6 Responses to Appropriate

  1. Oh Alicia. I adore and admire you — everything BUT pity you — and I am so thankful you DO tell. Please never stop. Please.

    Maybe it’s selfish to say it but you help me more than you know. I bet I’m not the only one.

    • Alicia says:

      I couldn’t stop if I wanted to. I’m a washed-out dam.
      And thank you. I feel really humbled. It’s never really occurred to me my rambling might be of any use to anyone but myself. I am mightily honoured that you would say that. (And I adore and admire you, too! We’re going to meet some time in Real Life, I guarantee it.)

  2. Heather C. says:

    I’ve had plenty of experiences where self-disclosure has been really, really helpful – to both the discloser and the disclosee. And I’ve been on both sides of it. I believe that sharing, and witnessing, and knowing that we are not alone in our feelings, is crucial.

    Some witnesses are better than others, some disclosures are better timed and/or worded than others, and sometimes the damn thing doesn’t work the way you wanted it to. But telling people that I am on anti-depressants, that i am queer, that I’m breaking up with someone or being broken up with, that I’ve just been fired, whatever – telling people those things has helped me to connect with them and to be more myself.

    I also think about the things that I don’t disclose, and/or the people to whom I don’t disclose, and the reasons for that, and generally those are people and situations in which I don’t feel very safe or comfortable.

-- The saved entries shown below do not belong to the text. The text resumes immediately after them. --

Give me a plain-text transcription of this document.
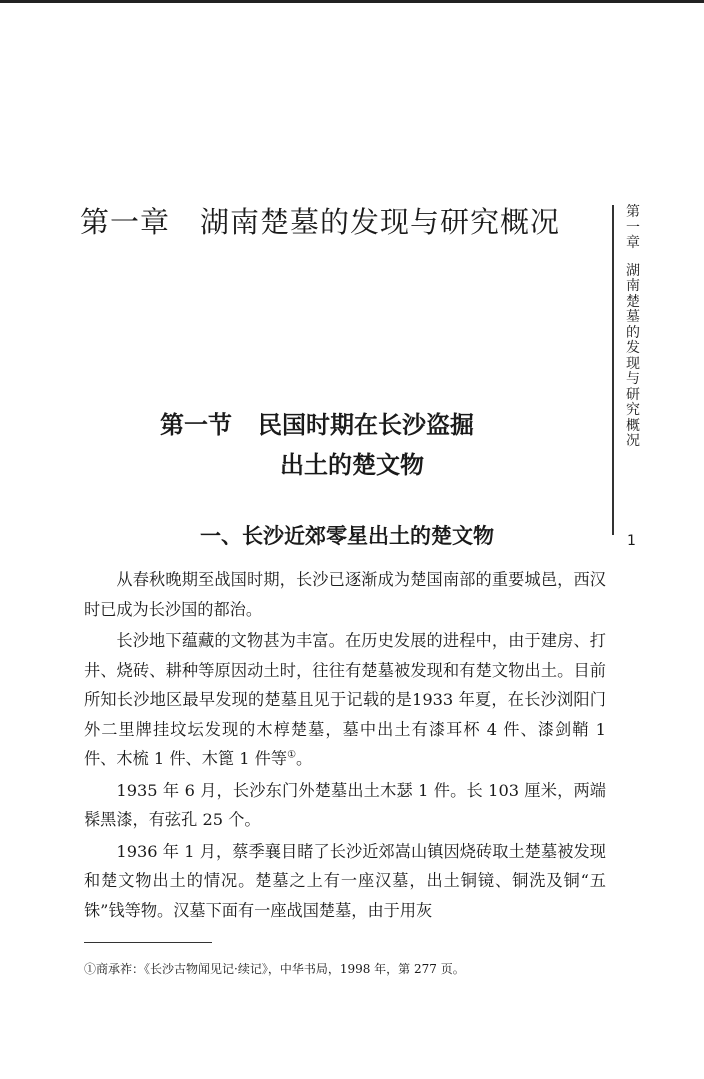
第一章 湖南楚墓的发现与研究概况	第一章
湖南楚墓的发现与研究概况
1
第一节 民国时期在长沙盗掘
出土的楚文物
一、长沙近郊零星出土的楚文物

从春秋晚期至战国时期，长沙已逐渐成为楚国南部的重要城邑，西汉时已成为长沙国的都治。

长沙地下蕴藏的文物甚为丰富。在历史发展的进程中，由于建房、打井、烧砖、耕种等原因动土时，往往有楚墓被发现和有楚文物出土。目前所知长沙地区最早发现的楚墓且见于记载的是1933 年夏，在长沙浏阳门外二里牌挂坟坛发现的木椁楚墓，墓中出土有漆耳杯 4 件、漆剑鞘 1 件、木梳 1 件、木篦 1 件等①。

1935 年 6 月，长沙东门外楚墓出土木瑟 1 件。长 103 厘米，两端髹黑漆，有弦孔 25 个。

1936 年 1 月，蔡季襄目睹了长沙近郊嵩山镇因烧砖取土楚墓被发现和楚文物出土的情况。楚墓之上有一座汉墓，出土铜镜、铜洗及铜“五铢”钱等物。汉墓下面有一座战国楚墓，由于用灰

①商承祚：《长沙古物闻见记·续记》，中华书局，1998 年，第 277 页。
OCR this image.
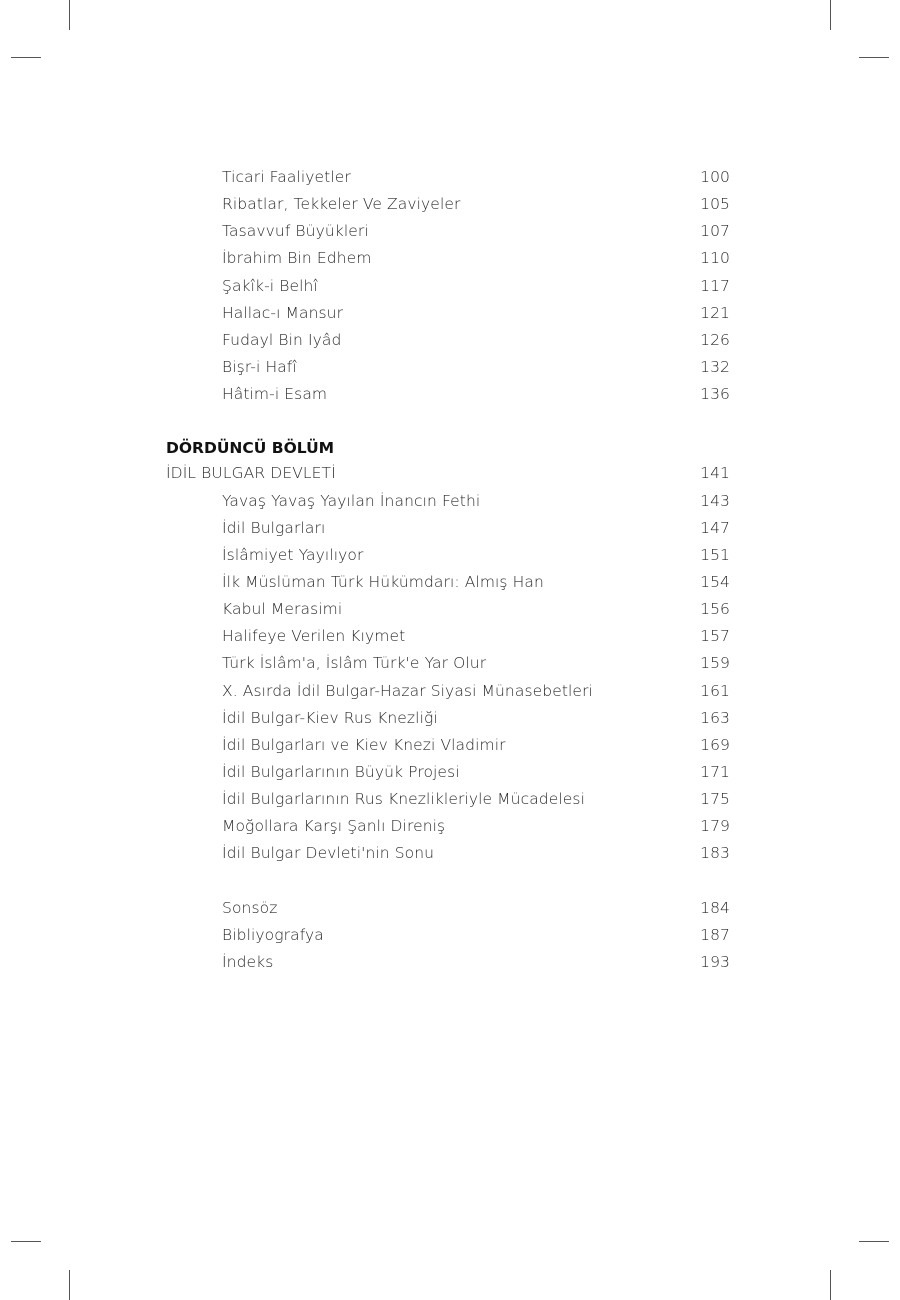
DÖRDÜNCÜ BÖLÜM
Ticari Faaliyetler	100
Ribatlar, Tekkeler Ve Zaviyeler	105
Tasavvuf Büyükleri	107
İbrahim Bin Edhem	110
Şakîk-i Belhî	117
Hallac-ı Mansur	121
Fudayl Bin Iyâd	126
Bişr-i Hafî	132
Hâtim-i Esam	136
İDİL BULGAR DEVLETİ	141
Yavaş Yavaş Yayılan İnancın Fethi	143
İdil Bulgarları	147
İslâmiyet Yayılıyor	151
İlk Müslüman Türk Hükümdarı: Almış Han	154
Kabul Merasimi	156
Halifeye Verilen Kıymet	157
Türk İslâm'a, İslâm Türk'e Yar Olur	159
X. Asırda İdil Bulgar-Hazar Siyasi Münasebetleri	161
İdil Bulgar-Kiev Rus Knezliği	163
İdil Bulgarları ve Kiev Knezi Vladimir	169
İdil Bulgarlarının Büyük Projesi	171
İdil Bulgarlarının Rus Knezlikleriyle Mücadelesi	175
Moğollara Karşı Şanlı Direniş	179
İdil Bulgar Devleti'nin Sonu	183
Sonsöz	184
Bibliyografya	187
İndeks	193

    Pity is such a strange word. I never pity someone who is ill or dying or bereaved, but I feel sad for them. I feel sad for whatever ways that impinges upon my relationship with them. Which feels different than pity, somehow. I’m sad that you have to go through chemo and feeling shitty. I’m sad that cancer exists. I’m sad for the barriers that put up around what is appropriate for us to talk about, but I’m also glad for boundaries being clearly stated and respected.

    Now I’m just yammering on, but I wanted to let you know that I resonated to so much in this post, and I am so thankful that you are writing this blog.

  3. Nancy says:

    I cannot even begin to imagine, on any real level, what it must feel like to be you. But your words paint such a vivid picture that I can see your feelings.

  4. Pingback: Words matter (Part 2) | Second Verse

  5. Andrea says:

    I can really relate to the spool of ribbon. I have pictured mine as a spool of thread and i am holding the end and have dropped it and as i chase it the unravelling continues.